In this study, we assumed that the registration of a diagnostic code indicates an initial diagnosis of CP. However, it is important to acknowledge that diagnosing CP can be challenging and may change as more information is gathered or the child develops. Children with mild CP may not be diagnosed until later in life, as their symptoms may not be as apparent during early childhood. Therefore, our study may include cases where a tentative diagnosis was made to receive early physical therapy. In some healthcare settings, it is common practice for healthcare professionals to diagnose a child with CP for this purpose tentatively. However, it is important to note that including such cases may have contributed to potential inaccuracies in our findings, which should be considered when interpreting our results. We also acknowledge the limitations of relying solely on diagnostic codes for diagnosing CP in our study. Using administrative data in research may result in potential inaccuracies due to the lack of clinical data in the analysis, a recognized limitation commonly encountered in studies utilizing administrative data. Given the absence of accurate gestational age data in the medical claim database, we categorized term babies based on birth weight and analyzed them to alternatively assess the risk of cerebral palsy associated with growth abnormalities.

While our study successfully linked birth records of infants born in the hospital to their respective mothers, it is essential to note that our study's scope is limited to infants born within the hospital. Thus, our study did not include roughly 1.5% of births outside the hospital. Furthermore, a small number of individuals who may have emigrated or died at some point after birth cannot verify their status within our research data.

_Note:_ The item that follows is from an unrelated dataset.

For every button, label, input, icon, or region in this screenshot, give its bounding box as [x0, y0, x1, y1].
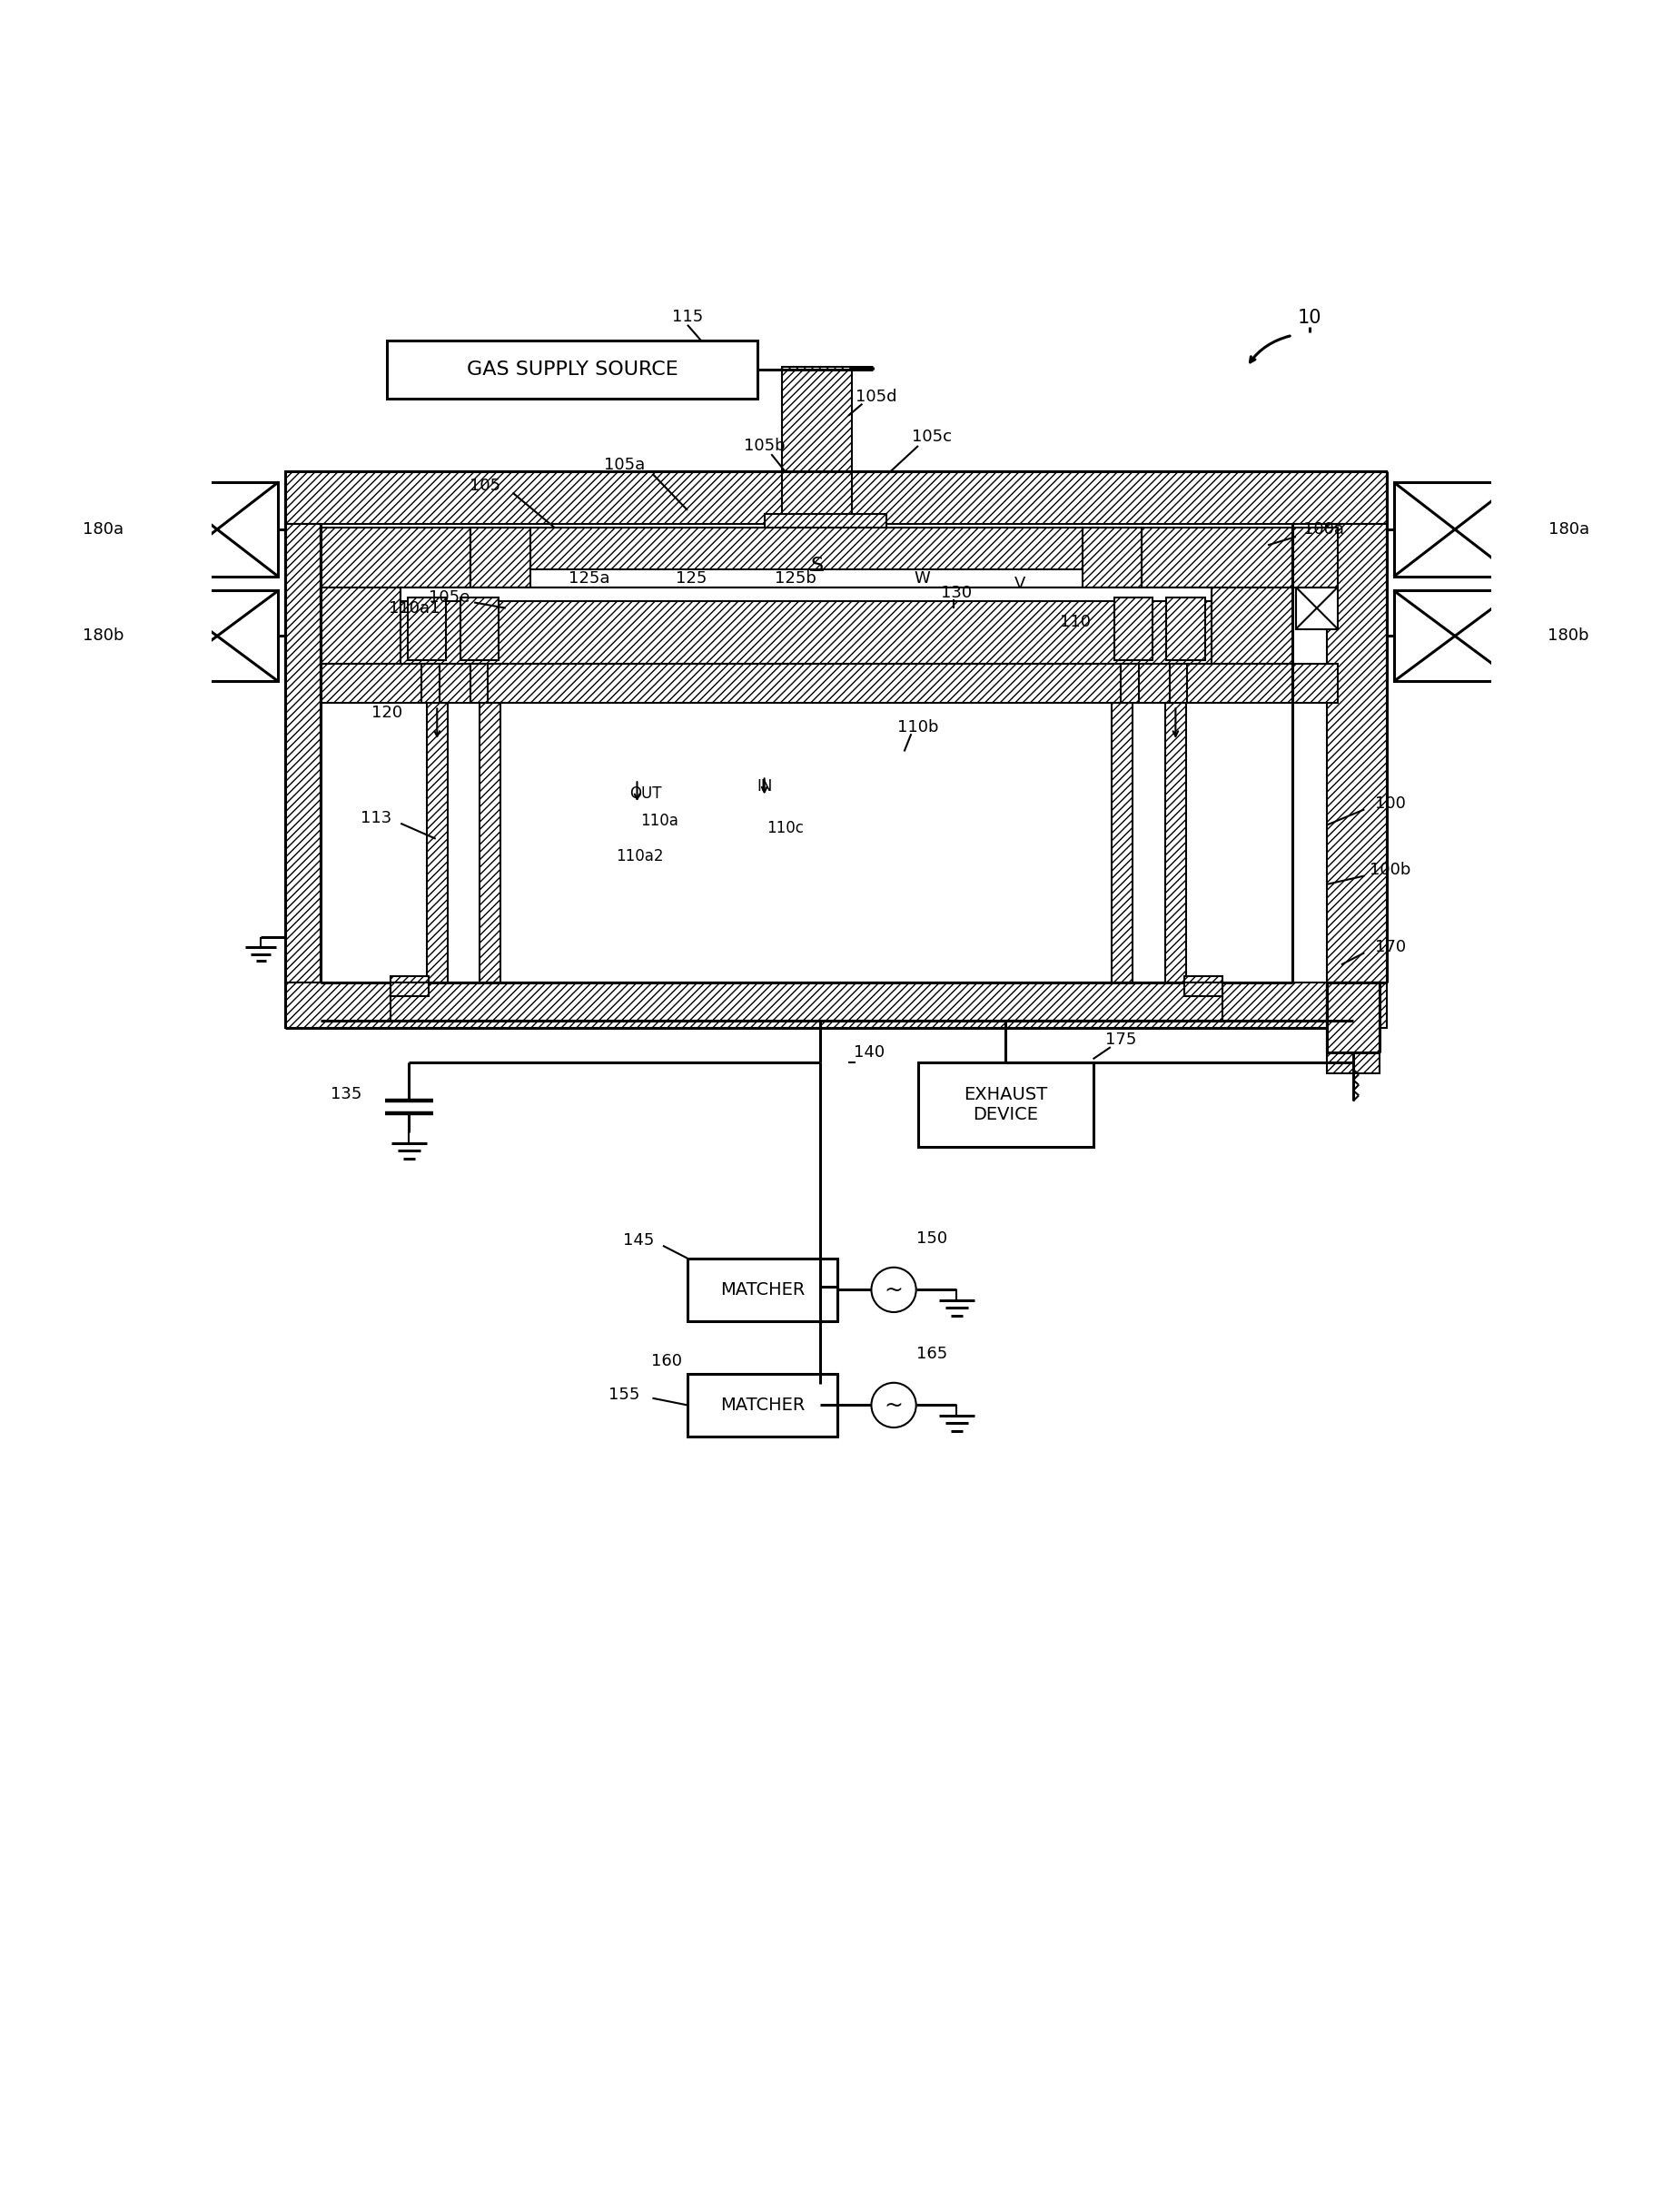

Finally, while a child can be diagnosed with CP if a triggering event occurs before the affected function fully develops1, our study was unable to identify perinatal risk factors of CP such as birth asphyxia, neonatal sepsis, or respiratory distress syndrome, as well as early infantile risks such as encephalitis or head trauma.

Conclusion

In Korea, the incidence of CP decreased from 2007 to 2015. Based on our findings and analysis, we can infer that the efforts to protect the brain of neonates before and after birth through advanced technologies have effectively reduced the incidence rate of CP. Therefore, we need to continue to focus on developing medical technologies for the early detection of high-risk neonates and minimizing brain damage to reduce the incidence rate of CP effectively.